Une nouvelle version d’un film de 1948

Critique : En 1954, le réalisateur Samuel Fuller tourne pour Darryl F. Zanuck le film d’aventures Le démon des eaux troubles avec Richard Widmark en vedette. Après cette expérience plutôt concluante, Fuller cherche toutefois à s’individualiser et à monter par ses propres moyens un film de gangsters qui se situerait en Angleterre. Malheureusement, ce projet tombe à l’eau et Samuel Fuller accepte une nouvelle proposition de Zanuck. Il s’agit de tourner une nouvelle version de La dernière rafale (Keighley, 1948) qui serait cette fois-ci située au Japon.

Maison de bambou, jaquette DVD

© 1955 Twentieth Century Fox Film Corporation renewed © 1983 Twentieth Century Fox Film Corporation / © 2016 ESC Conseils. Tous droits réservés.

Pas nécessairement enthousiasmé par le script original d’Harry Kleiner, mais passionné par l’Orient, Samuel Fuller accepte la proposition de Zanuck avec pour objectif de tourner librement au Japon ce qui deviendra Maison de bambou. En réalité, Samuel Fuller ne reprend qu’une partie de l’intrigue originale et insère à l’intérieur des éléments prévus initialement pour son projet britannique tombé à l’eau faute de financement. De même, alors qu’il songe à Gary Cooper pour incarner le rôle principal, Samuel Fuller opte finalement pour le jeune débutant Robert Stack afin que celui-ci puisse être filmé au milieu de la foule japonaise sans être reconnu.

Un tournage américain au Japon

Effectivement, l’un des buts de Fuller, bien avant les expérimentations menées par la Nouvelle Vague française, est de tourner en décors naturels, au milieu de la foule et donc avec un minimum d’artifices. Bien entendu, les intérieurs, eux, sont majoritairement filmés en studio, mais Samuel Fuller se débrouille pour tourner au maximum en extérieur, magnifiant les décors et paysages naturels japonais. C’est d’ailleurs cette forme de naturalisme proche du documentaire qui apporte une plus-value artistique considérable à cette Maison de bambou qui, autrement, perdrait beaucoup de son charme.

On y découvre ainsi un Japon encore occupé par l’armée américaine, coincé entre une volonté de modernisation bien visible et certaines traditions restées chevillées au corps d’un pays vaincu.

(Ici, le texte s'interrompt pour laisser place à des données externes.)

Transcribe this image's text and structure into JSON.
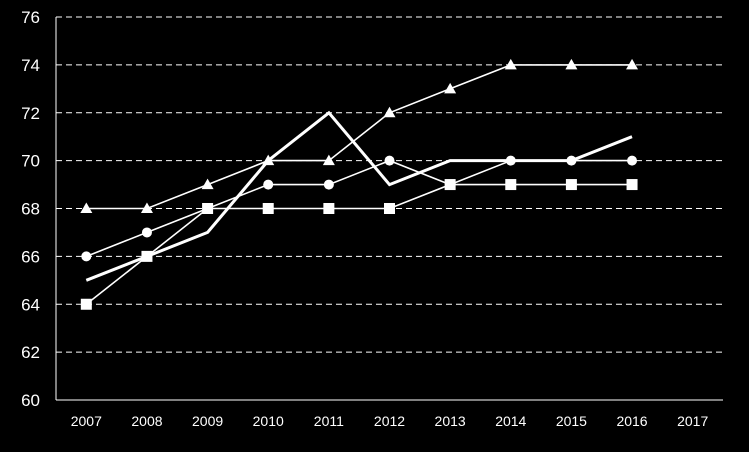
{
  "chart_data": {
    "type": "line",
    "title": "",
    "xlabel": "",
    "ylabel": "",
    "x": [
      "2007",
      "2008",
      "2009",
      "2010",
      "2011",
      "2012",
      "2013",
      "2014",
      "2015",
      "2016",
      "2017"
    ],
    "y_ticks": [
      "60",
      "62",
      "64",
      "66",
      "68",
      "70",
      "72",
      "74",
      "76"
    ],
    "ylim": [
      60,
      76
    ],
    "grid": "horizontal dashed",
    "legend": "none",
    "colors": {
      "background": "#000000",
      "foreground": "#ffffff"
    },
    "series": [
      {
        "marker": "triangle",
        "line_style": "thin",
        "values": [
          68,
          68,
          69,
          70,
          70,
          72,
          73,
          74,
          74,
          74,
          null
        ]
      },
      {
        "marker": "circle",
        "line_style": "thin",
        "values": [
          66,
          67,
          68,
          69,
          69,
          70,
          69,
          70,
          70,
          70,
          null
        ]
      },
      {
        "marker": "square",
        "line_style": "thin",
        "values": [
          64,
          66,
          68,
          68,
          68,
          68,
          69,
          69,
          69,
          69,
          null
        ]
      },
      {
        "marker": "none",
        "line_style": "thick",
        "values": [
          65,
          66,
          67,
          70,
          72,
          69,
          70,
          70,
          70,
          71,
          null
        ]
      }
    ]
  }
}
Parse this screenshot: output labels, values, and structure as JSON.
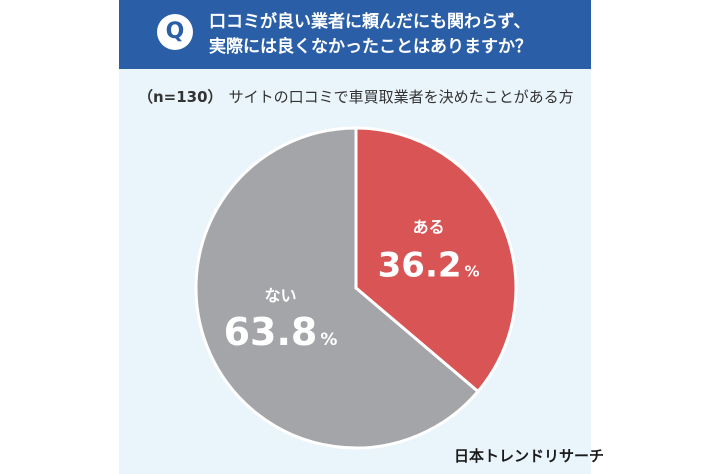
{
  "question": {
    "badge": "Q",
    "line1": "口コミが良い業者に頼んだにも関わらず、",
    "line2": "実際には良くなかったことはありますか？"
  },
  "sample": {
    "n_label": "（n=130）",
    "caption": "サイトの口コミで車買取業者を決めたことがある方"
  },
  "source": "日本トレンドリサーチ",
  "colors": {
    "header": "#2a5fa8",
    "background": "#eaf4fb",
    "aru": "#d95555",
    "nai": "#a4a5a8"
  },
  "chart_data": {
    "type": "pie",
    "n": 130,
    "slices": [
      {
        "label": "ある",
        "value": 36.2,
        "display": "36.2",
        "unit": "%",
        "color": "#d95555"
      },
      {
        "label": "ない",
        "value": 63.8,
        "display": "63.8",
        "unit": "%",
        "color": "#a4a5a8"
      }
    ]
  }
}
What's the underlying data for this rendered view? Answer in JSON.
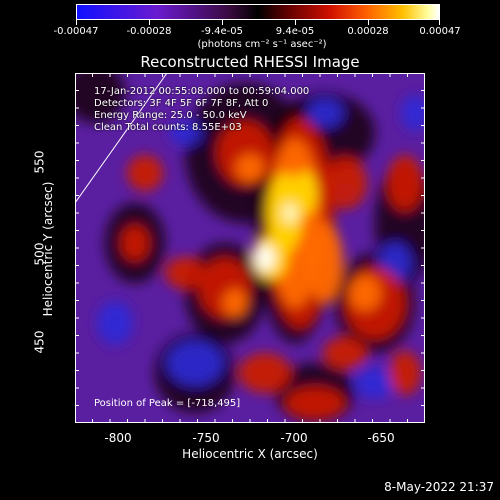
{
  "colorbar": {
    "tick_labels": [
      "-0.00047",
      "-0.00028",
      "-9.4e-05",
      "9.4e-05",
      "0.00028",
      "0.00047"
    ],
    "tick_values": [
      -0.00047,
      -0.00028,
      -9.4e-05,
      9.4e-05,
      0.00028,
      0.00047
    ],
    "unit": "(photons cm⁻² s⁻¹ asec⁻²)"
  },
  "chart_data": {
    "type": "heatmap",
    "title": "Reconstructed RHESSI Image",
    "xlabel": "Heliocentric X (arcsec)",
    "ylabel": "Heliocentric Y (arcsec)",
    "xlim": [
      -825,
      -625
    ],
    "ylim": [
      405,
      605
    ],
    "x_ticks": [
      "-800",
      "-750",
      "-700",
      "-650"
    ],
    "x_tick_values": [
      -800,
      -750,
      -700,
      -650
    ],
    "y_ticks": [
      "450",
      "500",
      "550"
    ],
    "y_tick_values": [
      450,
      500,
      550
    ],
    "peak": [
      -718,
      495
    ],
    "annotations": {
      "time": "17-Jan-2012 00:55:08.000 to 00:59:04.000",
      "detectors": "Detectors: 3F 4F 5F 6F 7F 8F, Att 0",
      "energy": "Energy Range: 25.0 - 50.0 keV",
      "clean": "Clean    Total counts: 8.55E+03",
      "peak_text": "Position of Peak = [-718,495]"
    }
  },
  "footer": {
    "timestamp": "8-May-2022 21:37"
  }
}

Au passage, Samuel Fuller ne prend guère de gants avec ses compatriotes puisqu’il décrit ici l’intrusion du gangstérisme américain en plein cœur d’un pays en pleine reconstruction. Le vainqueur apporte sans doute les bienfaits d’un capitalisme qui va mener le pays à une croissance économique folle, mais dans le même temps exporte aussi ses éléments les plus nocifs, bien décidés à profiter de la manne que représente l’occupation des lieux.

Fuller détourne les codes du genre de manière subversive

Si l’intrigue à proprement parler ne semble pas avoir beaucoup intéressé le cinéaste – cela lambine quand même pas mal à ce niveau – Maison de bambou ne doit pas être vu comme un simple film commercial. Il s’agit en fait d’une tentative de détournement de la part d’un réalisateur toujours frondeur. Ainsi, à travers cette histoire basique, Fuller cherche avant tout à faire passer des idées subversives. Il a lui-même décrit la relation entre Robert Ryan, Cameron Mitchell et Robert Stack comme un triangle amoureux homosexuel. Bien entendu, cela n’est que sous-entendu, mais cette amitié virile plutôt étonnante n’est compréhensible que si on lui ajoute une dimension sexuelle.

Autre subversion, Fuller met en scène un couple hétérosexuel, mais surtout interracial entre Robert Stack et Shirley Yamaguchi. Cette idylle condamnée par la bonne société japonaise est ici valorisée et le happy end vient confirmer la volonté d’ouverture d’un réalisateur qui croyait au brassage des cultures. Cette romance n’était pas si évidente à faire avaler au public international de l’époque. Enfin, la description de l’action des Américains au Japon est loin d’être mise sur un piédestal, d’autant que le personnage principal incarné par Robert Stack est finalement un traître pour ses compagnons, car en mission d’infiltration. Il se joue donc des sentiments des autres pour parvenir à ses fins.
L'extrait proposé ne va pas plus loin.